2018 was a memorable year for Vancouver’s rental housing market. Government initiatives to restrict short-term rentals and reduce the number of vacant homes led to a slight uptick in privately owned rental properties available, while the approval of several purpose-built rental developments helped to alleviate some concerns surrounding the scarcity of affordable housing in the city.
While it is still too early to tell what the long-term impact of these initiatives will be, the consensus among real estate analysts is that the recent increase in available rental properties has led to a moderate stabilization of average rental rates.
Vancouver’s Rental Housing Inventory
According to the CMHC 2018 Rental Market Report, approximately one third of Vancouver’s total rental housing inventory consists of privately rented condos, while secondary suites, including basement suites and laneway properties, made up roughly half of the city’s secondary rental stock.
Despite the recent influx of purpose-built rental units within the city, evidence continues to support the conclusion that Vancouver’s existing rental apartment stock may not meet the needs of all Vancouver households, particularly those with children and multi-generational residents.
Demand for Rental Housing is Increasing
According to the CMHC’s report, demand for rental units in the Vancouver central metropolitan area (CMA) remained strong throughout 2018, bolstered by a growing preference for rental housing and sustained by healthy in-migration from international and interprovincial territories.
Population growth has been a driving force behind increasing rental demand, particularly within the 20-34 and 65+ age demographics, which represent the majority of individuals who report a preference for rental housing over home-ownership.
There is a significant amount of evidence indicating that demand for rental properties in Vancouver will continue to outstrip supply in the coming year.
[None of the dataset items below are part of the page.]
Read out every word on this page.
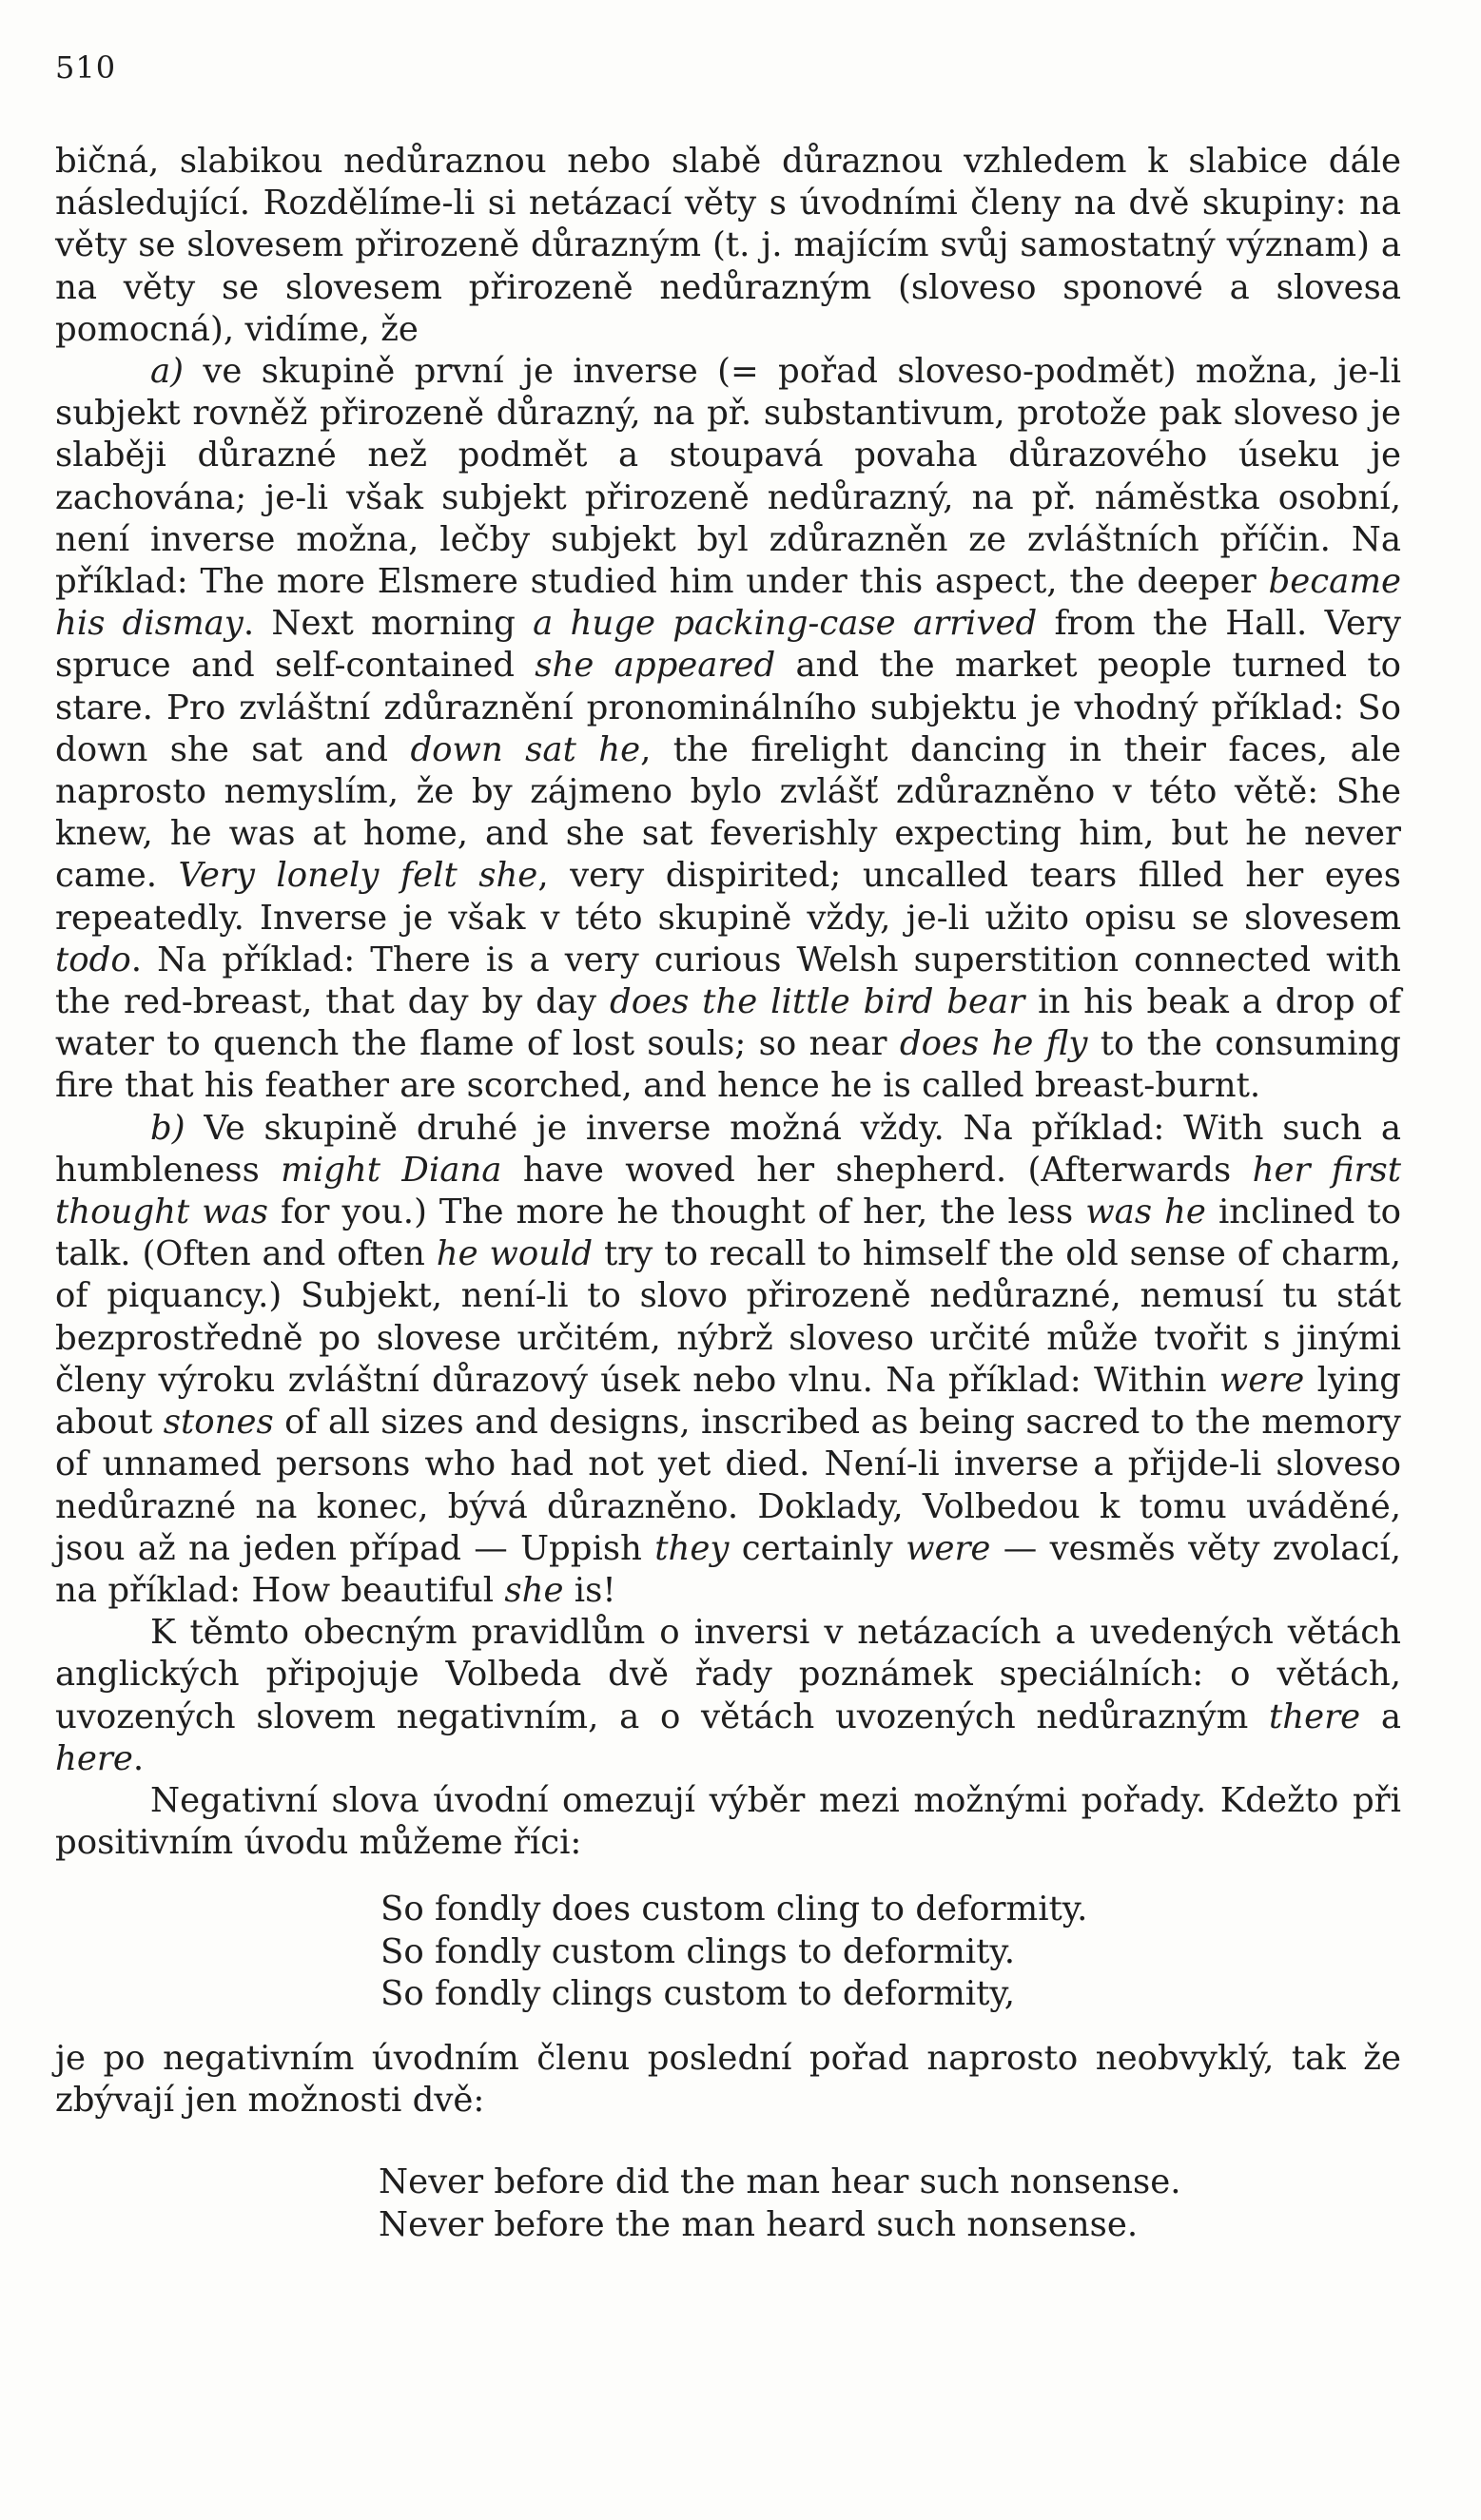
510

bičná, slabikou nedůraznou nebo slabě důraznou vzhledem k slabice dále následující. Rozdělíme-li si netázací věty s úvodními členy na dvě skupiny: na věty se slovesem přirozeně důrazným (t. j. majícím svůj samostatný význam) a na věty se slovesem přirozeně nedůrazným (sloveso sponové a slovesa pomocná), vidíme, že

a) ve skupině první je inverse (= pořad sloveso-podmět) možna, je-li subjekt rovněž přirozeně důrazný, na př. substantivum, protože pak sloveso je slaběji důrazné než podmět a stoupavá povaha důrazového úseku je zachována; je-li však subjekt přirozeně nedůrazný, na př. náměstka osobní, není inverse možna, lečby subjekt byl zdůrazněn ze zvláštních příčin. Na příklad: The more Elsmere studied him under this aspect, the deeper became his dismay. Next morning a huge packing-case arrived from the Hall. Very spruce and self-contained she appeared and the market people turned to stare. Pro zvláštní zdůraznění pronominálního subjektu je vhodný příklad: So down she sat and down sat he, the firelight dancing in their faces, ale naprosto nemyslím, že by zájmeno bylo zvlášť zdůrazněno v této větě: She knew, he was at home, and she sat feverishly expecting him, but he never came. Very lonely felt she, very dispirited; uncalled tears filled her eyes repeatedly. Inverse je však v této skupině vždy, je-li užito opisu se slovesem todo. Na příklad: There is a very curious Welsh superstition connected with the red-breast, that day by day does the little bird bear in his beak a drop of water to quench the flame of lost souls; so near does he fly to the consuming fire that his feather are scorched, and hence he is called breast-burnt.

b) Ve skupině druhé je inverse možná vždy. Na příklad: With such a humbleness might Diana have woved her shepherd. (Afterwards her first thought was for you.) The more he thought of her, the less was he inclined to talk. (Often and often he would try to recall to himself the old sense of charm, of piquancy.) Subjekt, není-li to slovo přirozeně nedůrazné, nemusí tu stát bezprostředně po slovese určitém, nýbrž sloveso určité může tvořit s jinými členy výroku zvláštní důrazový úsek nebo vlnu. Na příklad: Within were lying about stones of all sizes and designs, inscribed as being sacred to the memory of unnamed persons who had not yet died. Není-li inverse a přijde-li sloveso nedůrazné na konec, bývá důrazněno. Doklady, Volbedou k tomu uváděné, jsou až na jeden případ — Uppish they certainly were — vesměs věty zvolací, na příklad: How beautiful she is!

K těmto obecným pravidlům o inversi v netázacích a uvedených větách anglických připojuje Volbeda dvě řady poznámek speciálních: o větách, uvozených slovem negativním, a o větách uvozených nedůrazným there a here.

Negativní slova úvodní omezují výběr mezi možnými pořady. Kdežto při positivním úvodu můžeme říci:

So fondly does custom cling to deformity.
So fondly custom clings to deformity.
So fondly clings custom to deformity,

je po negativním úvodním členu poslední pořad naprosto neobvyklý, tak že zbývají jen možnosti dvě:

Never before did the man hear such nonsense.
Never before the man heard such nonsense.
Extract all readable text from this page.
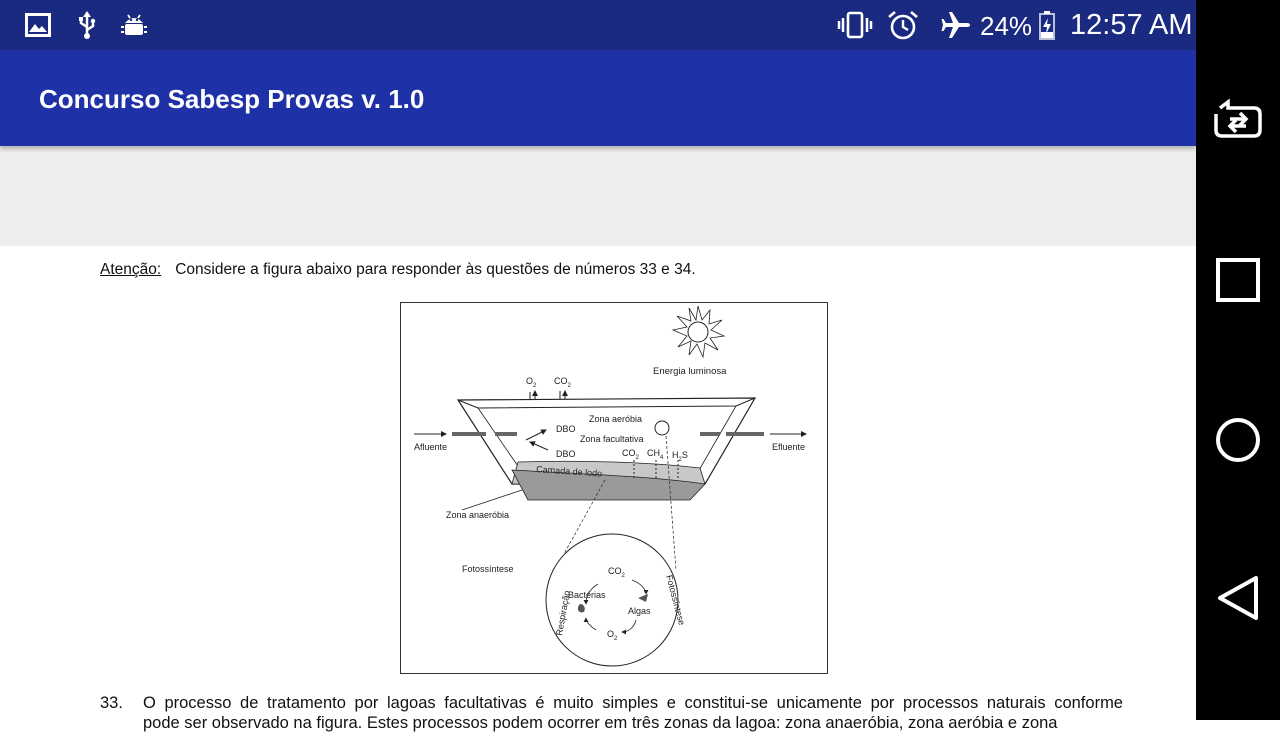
24% 12:57 AM
Concurso Sabesp Provas v. 1.0
Atenção: Considere a figura abaixo para responder às questões de números 33 e 34.
Energia luminosa
$O_2$ $CO_2$
Afluente	Efluente
Zona aeróbia
Zona facultativa
DBO
DBO	$CO_2$ $CH_4$ $H_2S$
Camada de lodo
Zona anaeróbia
Fotossíntese	$CO_2$
Bactérias
Algas
$O_2$
Respiração	Fotossíntese
33. O processo de tratamento por lagoas facultativas é muito simples e constitui-se unicamente por processos naturais conforme
pode ser observado na figura. Estes processos podem ocorrer em três zonas da lagoa: zona anaeróbia, zona aeróbia e zona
However, an increase in construction starts for purpose-built developments, coupled with the rising number of privately owned rental units available on the market, leads some analysts to believe that housing relief –at least for some demographics– is on the near horizon.
Elevated home prices and first time buyer challenges surrounding provincial mortgage stress testing have also contributed to an overall increase in consumers’ preference for renting over buying real estate.
Rental Rates Appear to be Stabilizing
Over the last several years, Vancouver’s rental rates have undergone a staggeringly steep upward climb. The rise of the city’s average cost of living has led some analysts to believe that a “housing bubble burst” is imminent, while others maintain that the cost of Vancouver’s real estate will only increase over time.
According to real estate analyst Louie Dihn, who studies market trends for Vancouver’s rental sector, the increased volume of available units may have caused a slight decline in average asking rates. Rental listing volume showed a 4.3% year-over-year (y-o-y) increase in November 2018, and median rents for all unit-types exhibited a decline during that time, with the exception of furnished two-bedroom units.
Average market rental rates for Vancouver CMA for November 2018:
- 1 bedrooms $1925 (-1.3%)
- 2 bedrooms $2650 (-0.0%)
- 3 bedrooms $3080 (-3.8%)
The CMHC 2018 report found that average rental rates for occupied units were considerably lower than vacant units, which suggests that long-term tenants may be less inclined to move, keeping the overall monthly turnover rate low.
As we look into the new year, we can expect to see a continuation of the trends from 2018. The high cost of entry-level homeownership, coupled with increasing interprovincial and international in-migration, will likely continue to compress vacancy rates in the city. New rental inventory, in the form of secondary basement suites, former short-term rental units and subdivided properties, may offer some relief for Vancouver renters.